Справа и слева стали нехотя отзываться бойцы. Эхо дублировало голоса, и Грызач путался, загибая пальцы. Семь… Восемь… Восемь… Или это было девять?
– Внимание! Команда для тех, кто еще живой! Молодцевато и с комсомольским задором… по душарам… короткими очередями… прицельно и наповал… Огонь!
«Скорее бы ночь!» – думал он, глядя на повисшее над горой солнце. С ярилом что-то случилось, сломался механизм, который приводил его в движение. Оборвалась веревочка, которая тянула его книзу. Солнце висело над горами, как аэростат, и жар вытапливал из бойцов горький и вязкий пот. Гранатометному взводу даже с тенью не повезло. А вот шестая рота, рассыпанная на передовых позициях, уже остывала в тени горы, которую час назад яростно обдолбили вертолетчики. На этом рубеже стрельба затихла, но восходить на травяной склон и вставать во весь рост никто не решался. Рота лежала на захваченной позиции. Никто не переползал с места на место и тем более не бродил. Затишье после боя расслабило, как расслабляет завершенный половой акт, крутая попойка или доведенное до конца великое и трудное дело. Баклуха, разомлевший от тепла прогретой земли, уснул там, где дрался за жизнь; он уткнулся лбом в сухую траву, а руки все еще продолжали крепко сжимать пулемет. Черненко, униженный своим страхом, ни с кем не переговаривался, лежал неподвижно на боку, терзал себя нескончаемыми воспоминаниями только что завершившегося боя и едва сдерживал слезы стыда. Гнышова перебинтовали, искололи ему ляжку промедолом, и теперь боец кайфовал, не чувствуя ни боли, ни волнений. Ему уже было все по фигу, впереди его ждали исключительно приятные события. Ступин угостил его хорошей сигаретой с фильтром, а Абельдинов дал напиться из своей фляги. Гнышов сиял, с его побледневшего лица не сходила самодовольная ухмылка, и, попыхивая сигаретой, он деловито поглядывал на перебинтованную ногу с круглым красным пятном посредине – ах, какая мужественная, изысканная красота! Ну точно японский флаг!
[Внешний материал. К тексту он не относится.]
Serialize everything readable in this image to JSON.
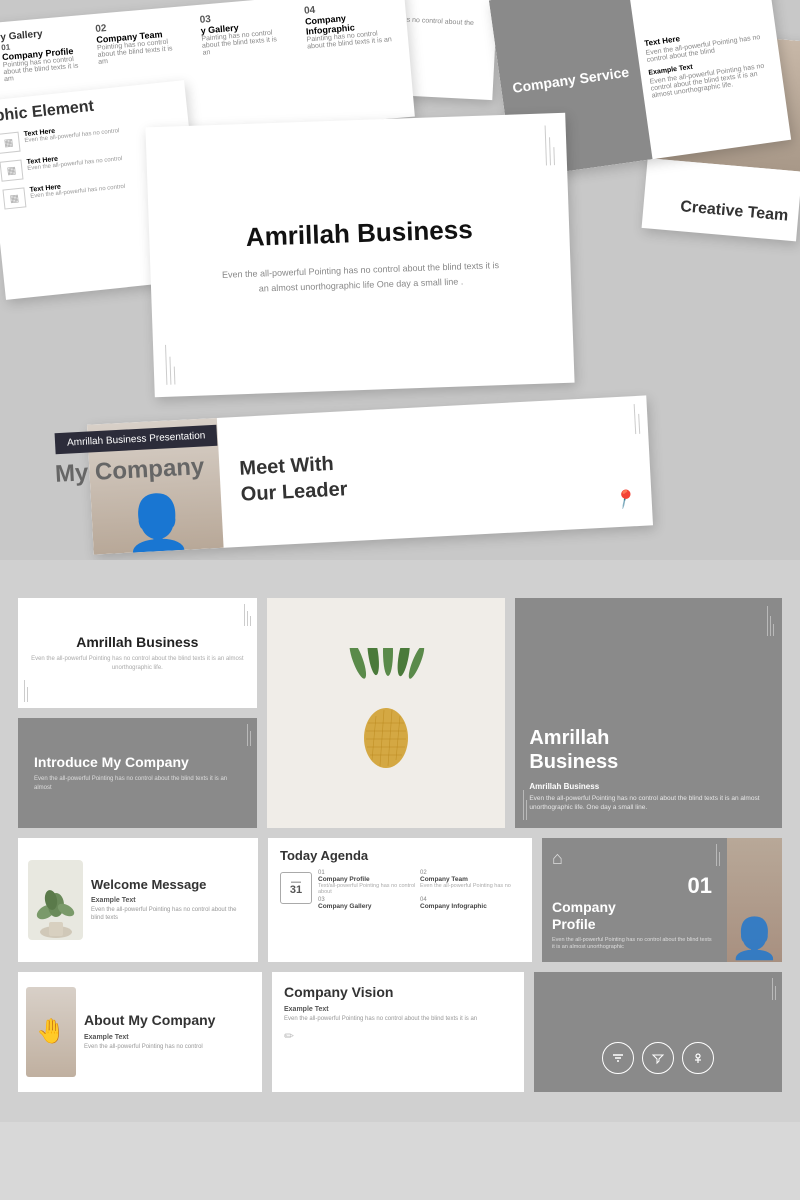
{
  "app": {
    "title": "Amrillah Business Presentation"
  },
  "top_section": {
    "label": "Amrillah Presentation",
    "my_company": "My Company",
    "main_title": "Amrillah Business",
    "main_subtitle": "Even the all-powerful Pointing has no control about the blind texts it is an almost unorthographic life One day a small line .",
    "service_title": "Company Service",
    "service_text": "Text Here",
    "service_example": "Example Text",
    "service_body": "Even the all-powerful Pointing has no control about the blind texts it is an almost unorthographic life.",
    "team_item1_num": "02",
    "team_item1_label": "Company Team",
    "team_item1_text": "Pointing has no control about the blind texts it is am",
    "team_item2_num": "04",
    "team_item2_label": "Company Infographic",
    "team_item2_text": "Painting has no control about the blind texts it is an",
    "gallery_num": "03",
    "gallery_label": "y Gallery",
    "graphic_title": "phic Element",
    "leader_title": "Meet With\nOur Leader",
    "creative_title": "Creative\nTeam",
    "topright_text": "Text Here",
    "topright_body": "Even the all-powerful Pointing has no control about the blind texts it is am"
  },
  "bottom_section": {
    "row1": {
      "slide1_title": "Amrillah Business",
      "slide1_subtitle": "Even the all-powerful Pointing has no control about the blind texts it is an almost unorthographic life.",
      "slide2_title": "Amrillah\nBusiness",
      "slide2_example": "Example Text",
      "slide2_body": "Even the all-powerful Pointing has no control about the blind texts it is an almost unorthographic life. One day a small line."
    },
    "row2": {
      "slide1_title": "Introduce My Company",
      "slide1_body": "Even the all-powerful Pointing has no control about the blind texts it is an almost"
    },
    "row3": {
      "welcome_title": "Welcome\nMessage",
      "welcome_example": "Example Text",
      "welcome_body": "Even the all-powerful Pointing has no control about the blind texts",
      "agenda_title": "Today\nAgenda",
      "agenda_item1_num": "01",
      "agenda_item1_label": "Company Profile",
      "agenda_item1_text": "Text/all-powerful Pointing has no control about",
      "agenda_item2_num": "02",
      "agenda_item2_label": "Company Team",
      "agenda_item2_text": "Even the all-powerful Pointing has no",
      "agenda_item3_num": "03",
      "agenda_item3_label": "Company Gallery",
      "agenda_item4_num": "04",
      "agenda_item4_label": "Company Infographic",
      "agenda_date": "31",
      "profile_num": "01",
      "profile_title": "Company Profile",
      "profile_body": "Even the all-powerful Pointing has no control about the blind texts it is an almost unorthographic"
    },
    "row4": {
      "about_title": "About\nMy Company",
      "about_example": "Example Text",
      "about_body": "Even the all-powerful Pointing has no control",
      "vision_title": "Company\nVision",
      "vision_example": "Example Text",
      "vision_body": "Even the all-powerful Pointing has no control about the blind texts it is an",
      "service_label1": "filter",
      "service_label2": "filter-outline",
      "service_label3": "filter-alt"
    }
  }
}
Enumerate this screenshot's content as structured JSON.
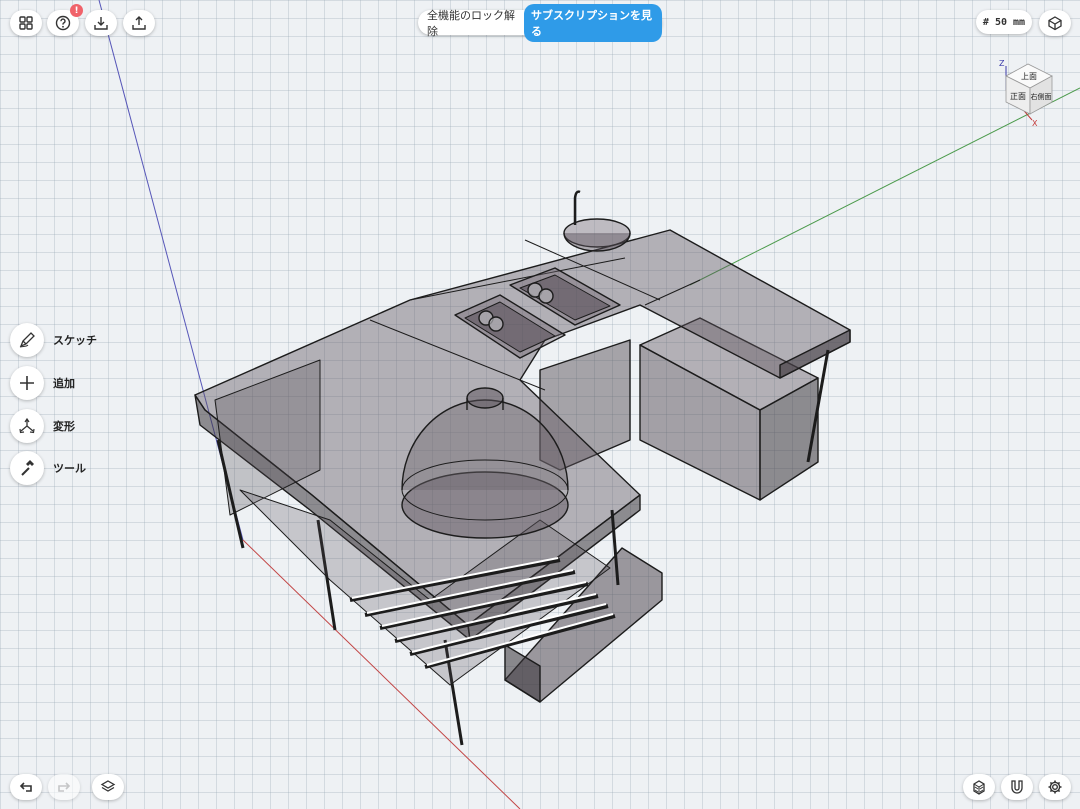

Герасимов отправил его в тыл с двумя крепкими «сынами» и передал подробную записку для комбата о состоянии роты и ее морально-боевом духе. Записка несла в себе исчерпывающую информацию, которую мог бы востребовать комбат. Прочитав ее, он узнает все, что ему нужно знать, и вряд ли станет выходить с Герасимовым на связь, тем более что в конце было приписано: «Т-щ майор! По возможности пришлите парочку свежих батарей для „Р-148“, так как мои почти сдохли». Это была неправда, но Герасимова мало беспокоило, как воспримет это заявление комбат. Пока Ступин жевал тушенку и жаловался, что у него раскалывается голова, Герасимов зубами разрывал бумажные упаковки с патронами и заталкивал их в опустошенные магазины. Три, связанных изолентой, пристегнул к автомату, сразу передернул затвор и поставил на предохранитель. Еще три по отдельности рассовал в карманы «лифчика». Туда же загнал несколько гранат «РГД» и одну «эфку». Запалы к ним прицепил к петлям на лямках рюкзака. Затем перешнуровал кроссовки, закатал рукава и зафиксировал пуговичкой. Спрятал под тельняшку болтающийся на шнурке личный номер.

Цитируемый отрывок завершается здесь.